Perlu diingat, Buddha mengajarkan dua macam meditasi, yaitu Samatha dan Vipassana (samatho ca vipassanā ca: D. 33. p. 482). Tak ada satu pun dari mereka yang dikatakan sebagai paling unggul. Ada beberapa orang yang mencapai kesucian melalui jalan meditasi samatha dulu kemudian dilanjut dengan vipassana, ada juga yang melalui vipassana kemudian baru samatha, ada yang melalui keduanya secara bersamaan, dan ada yang dengan keluar dari kegelisahan Dhamma dan mencapai keterpusatan pikiran (A. p. 535). Perlu ditekankan di sini, orang yang benar-benar memahami arti meditasi Buddhis yang sesungguhnya tidak akan pernah mengunggulkan metode meditasi yang ia gunakan dengan cara merendahkan metode meditasi yang orang lain gunakan. 

Mengenai Abhidhamma, dalam berkhotbah, Buddha tidak pernah mengatakan bahwa ini Abhidhamma, Sutta, atau Vinaya. Semua ajaran Buddha disebut sebagai dhammavinaya. Bahkan sebelum Beliau mencapai parinibbāna, Beliau sempat berpesan untuk menjadikan dhamma dan vinaya sebagai guru setelah kepergian-Nya (D. 16. p. 270). Memang kisah tentang pembabaran Abhidhamma yang diajarakan oleh Buddha kepada ibunya di surga Tavatiṁsa, dan kemudian disalurkan kepada bhikkhu Sariputta, tidak ditemukan di dalam Kanon, tapi ini ditemukan di dalam kitab Komentar. Lebih daripada itu, di Konsili pertama, diceritakan Bhikkhu Upali mengulang Vinaya dan Bhikkhu Ananda mengulang Dhamma. Di sana tidak disebutkan Abhidhamma secara spesifik. Namun belakangan dikatakan Abhidhamma termasuk di dalam Dhamma. Selain itu, kitab Kathāvatthuppakaraṇa yang merupakan bagian dari Abhidhamma Pitaka ditulis oleh Bhikkhu Moggaliputtatissa di Konsili ketiga (Mhv. p. 49). Walaupun begitu, Abhidhamma disusun sebagai analisis lebih lanjut dari ajaran Buddha dan diakui sebagai kitab suci agama Buddha. 

Selain itu, ditemukan juga perselisihan antara Praktik dan Belajar. Orang yang berpihak pada praktik, menekankan segi praktik daripada belajar. Sebaliknya, mereka yang berpihak pada belajar, menekankan bahwa belajar lebih diperlukan untuk dapat mempraktikkan Dhamma sesuai dengan yang sebenarnya.

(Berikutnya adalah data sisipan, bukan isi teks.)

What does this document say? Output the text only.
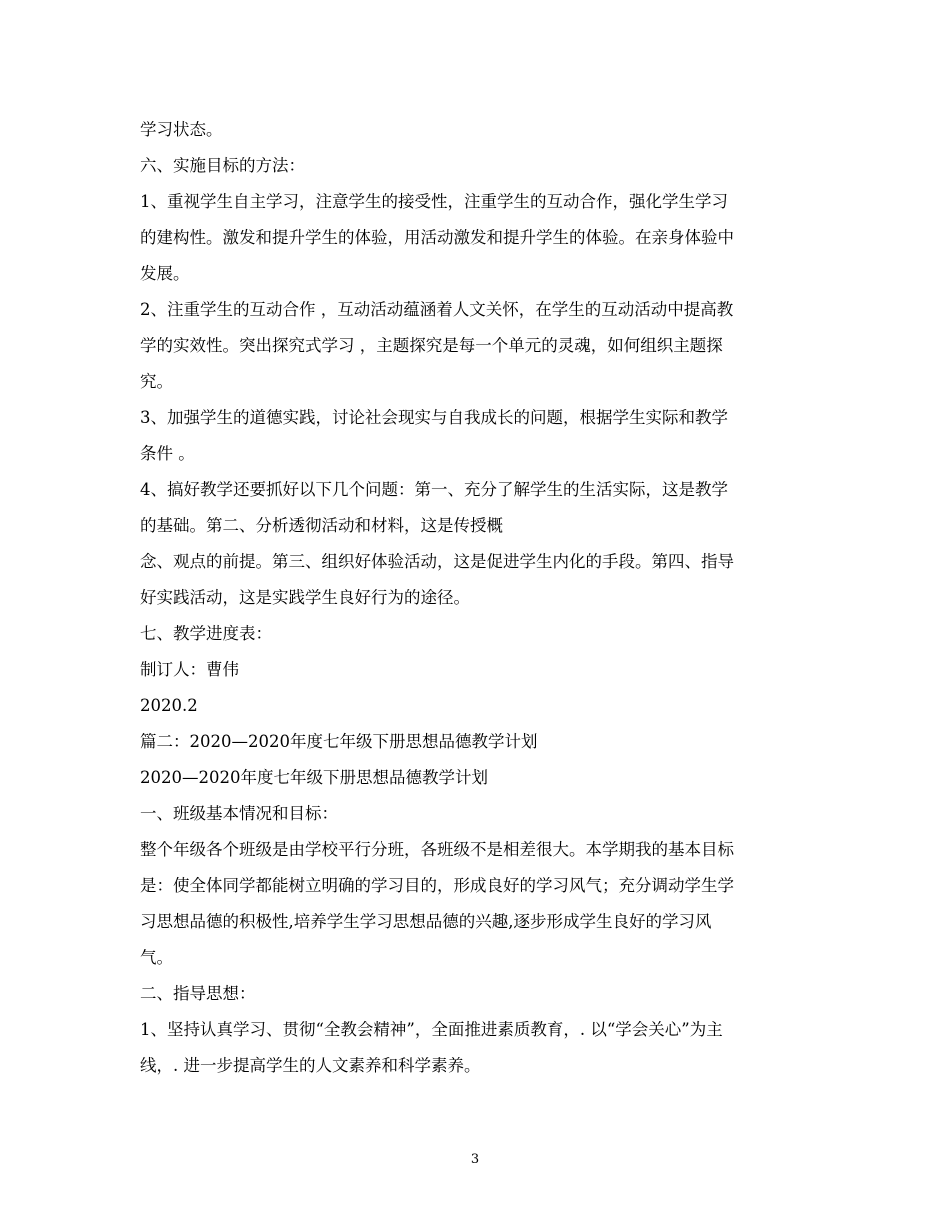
学习状态。
六、实施目标的方法：
1、重视学生自主学习，注意学生的接受性，注重学生的互动合作，强化学生学习
的建构性。激发和提升学生的体验，用活动激发和提升学生的体验。在亲身体验中
发展。
2、注重学生的互动合作 ，互动活动蕴涵着人文关怀，在学生的互动活动中提高教
学的实效性。突出探究式学习 ，主题探究是每一个单元的灵魂，如何组织主题探
究。
3、加强学生的道德实践，讨论社会现实与自我成长的问题，根据学生实际和教学
条件 。
4、搞好教学还要抓好以下几个问题：第一、充分了解学生的生活实际，这是教学
的基础。第二、分析透彻活动和材料，这是传授概
念、观点的前提。第三、组织好体验活动，这是促进学生内化的手段。第四、指导
好实践活动，这是实践学生良好行为的途径。
七、教学进度表：
制订人：曹伟
2020.2
篇二：2020—2020年度七年级下册思想品德教学计划
2020—2020年度七年级下册思想品德教学计划
一、班级基本情况和目标：
整个年级各个班级是由学校平行分班，各班级不是相差很大。本学期我的基本目标
是：使全体同学都能树立明确的学习目的，形成良好的学习风气；充分调动学生学
习思想品德的积极性,培养学生学习思想品德的兴趣,逐步形成学生良好的学习风
气。
二、指导思想：
1、坚持认真学习、贯彻“全教会精神”，全面推进素质教育，. 以“学会关心”为主
线，. 进一步提高学生的人文素养和科学素养。
3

Masalah ini seharusnya tidak dipermasalahkan oleh mereka yang memahami. Dhamma memang mengandung tiga unsur; belajar (pariyatti), praktik (patipatti), dan hasil (pativedha). 

Dengan memahami bahwa Dhamma adalah seperti ular dan perahu, sudah semestinya seseorang tidak menggunakan Dhamma sebagai bahan perdebatan atau mencari kesalahan orang lain. Buddha juga selalu mengingatkan kepada murid-muridnya untuk tidak marah, tersinggung, ataupun terganggu ketika ada seseorang yang menghina Buddha, Dhamma, dan Saṅgha, karena dengan marah atau pun tidak senang ini akan menjadi rintangan batin, dan tentunya menjauh dari kedamaian (D. 1. p. 68). Ketika seseorang dalam pertikaian, seseorang tidak dapat mempertahankan sikap cinta kasih baik melalui tubuh, ucapan, untuk pikiran kepada orang lain (M. 48. p. 420). 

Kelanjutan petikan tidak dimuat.